By 1 Dicembre 2020 No Comments

Questa settimana ospitiamo, con molto piacere, un contributo di Lorenzo Olivetto, product design engineer. Un mio commento alla fine del ‘pezzo’.
Buona lettura

Quali sono gli effetti che questo distaccamento sociale porterà nel mondo del design? E come questi effetti influenzeranno il comportamento delle persone? 
Sono domande curiose che mi ronzano in testa da quando la pandemia ha stravolto il nostro mondo e alle quali sto cercando di dare una risposta formulando diverse ipotesi in base alle discussioni e alle mie esperienze pregresse. 

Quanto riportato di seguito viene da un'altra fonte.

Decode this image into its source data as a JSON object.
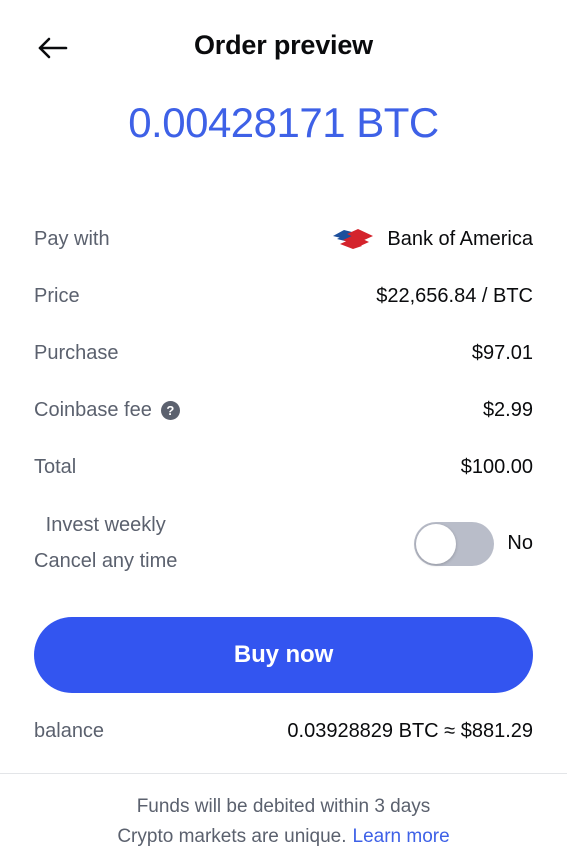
{
  "header": {
    "back_icon": "arrow-left-icon",
    "title": "Order preview"
  },
  "amount": {
    "value": "0.00428171 BTC",
    "color": "#3e61e7"
  },
  "details": [
    {
      "label": "Pay with",
      "value": "Bank of America",
      "icon": "bank-of-america-logo"
    },
    {
      "label": "Price",
      "value": "$22,656.84 / BTC"
    },
    {
      "label": "Purchase",
      "value": "$97.01"
    },
    {
      "label": "Coinbase fee",
      "value": "$2.99",
      "help_icon": "question-mark-icon",
      "help_glyph": "?"
    },
    {
      "label": "Total",
      "value": "$100.00"
    }
  ],
  "recurring": {
    "label_line1": "Invest weekly",
    "label_line2": "Cancel any time",
    "toggle_state": "No",
    "toggle_on": false,
    "track_color": "#b9bdc9"
  },
  "primary_action": {
    "label": "Buy now",
    "color": "#3355f0"
  },
  "balance": {
    "label": "balance",
    "value": "0.03928829 BTC ≈ $881.29"
  },
  "footer": {
    "line1": "Funds will be debited within 3 days",
    "line2": "Crypto markets are unique.",
    "link": "Learn more",
    "link_color": "#3e61e7"
  }
}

Il design è un atto di estrema naturalezza riconoscibile ovunque ci sia della passione e un pensiero fuori dagli schemi volto a raggiungere una sintesi concreta e, per essere autentico, deve rimanere quasi invisibile ma fortemente percepibile. E’ semplificazione innanzitutto! 
Dieter Rams, famoso designer della Braun, sosteneva il noto “Less but better”, un approccio da portare con se non solo quando si parla di design ma anche in generale nella vita.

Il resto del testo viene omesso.